Towards Utterance Copy via Deep NeuroEvolution: Do GAs Perform Well in Evolving DNN Weights for Copying Human Speech?
Utterance Copy, Neuro Evolution, Deep Learning, Speech Synthesis, Genetic Algorithm.
Utterance copy, also known as speech imitation, is the task of estimating the parameters of an input, target speech signal in order to artificially reconstruct another signal with the same properties at the output. After achieving some success by applying a supervised-trained long short-term memory (LSTM) deep neural network (DNN) to learn how to estimate the input parameters of the formant-based speech synthesizer called Klatt, we decided to investigate whether applying traditional optimization methods for updating the weights of a multivariate regressor in an unsupervised fashion may improve results. This work proposes a genetic algorithm (GA) as an alternative to the conventional training algorithms for deep neural networks (DNNs) such as back-propagation, or even high-level optimizers such as Adam. This combination between GAs and DNNs is called deep neuroevolution (DNE).

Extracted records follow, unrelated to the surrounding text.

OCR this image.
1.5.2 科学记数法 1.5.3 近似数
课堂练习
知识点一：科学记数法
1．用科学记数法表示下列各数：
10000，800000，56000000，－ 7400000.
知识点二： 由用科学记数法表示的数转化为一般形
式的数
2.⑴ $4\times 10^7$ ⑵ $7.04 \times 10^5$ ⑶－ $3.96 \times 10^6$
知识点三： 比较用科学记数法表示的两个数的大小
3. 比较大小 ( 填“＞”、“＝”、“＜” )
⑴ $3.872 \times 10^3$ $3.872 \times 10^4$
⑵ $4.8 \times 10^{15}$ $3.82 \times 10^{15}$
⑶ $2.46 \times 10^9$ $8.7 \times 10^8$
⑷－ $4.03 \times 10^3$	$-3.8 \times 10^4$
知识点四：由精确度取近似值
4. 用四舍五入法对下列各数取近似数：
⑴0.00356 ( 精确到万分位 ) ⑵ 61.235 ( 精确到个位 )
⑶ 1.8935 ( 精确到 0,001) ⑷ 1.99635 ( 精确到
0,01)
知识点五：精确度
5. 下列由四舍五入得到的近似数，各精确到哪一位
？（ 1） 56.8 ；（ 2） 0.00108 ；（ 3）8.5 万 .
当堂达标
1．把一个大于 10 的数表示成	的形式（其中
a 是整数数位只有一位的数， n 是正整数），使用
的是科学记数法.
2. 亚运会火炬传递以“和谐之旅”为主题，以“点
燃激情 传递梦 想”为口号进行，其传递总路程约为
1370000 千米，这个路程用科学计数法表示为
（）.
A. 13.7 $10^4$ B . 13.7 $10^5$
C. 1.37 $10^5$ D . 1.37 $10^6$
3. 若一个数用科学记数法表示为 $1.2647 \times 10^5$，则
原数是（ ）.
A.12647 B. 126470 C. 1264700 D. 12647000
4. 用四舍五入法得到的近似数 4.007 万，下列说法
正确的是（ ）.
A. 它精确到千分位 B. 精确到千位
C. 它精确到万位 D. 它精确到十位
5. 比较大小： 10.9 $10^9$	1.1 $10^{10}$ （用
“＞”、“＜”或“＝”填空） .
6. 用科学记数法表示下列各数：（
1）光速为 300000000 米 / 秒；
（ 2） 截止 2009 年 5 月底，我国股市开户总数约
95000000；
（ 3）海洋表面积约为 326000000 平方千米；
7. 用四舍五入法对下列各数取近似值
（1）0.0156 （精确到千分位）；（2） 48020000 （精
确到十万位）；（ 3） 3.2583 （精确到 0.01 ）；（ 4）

When compared to a baseline software called WinSnoori, results with LSTMs trained on synthetic data only, as expected, proved efficient only in estimating the parameters of synthetic voices, with respect to some similarity measures such as PESQ, RMSE, SNR and DLE. We then conjecture that using a GA in combination with a deep, feed-forward network, on the other hand, would result in better scores when dealing with natural voices.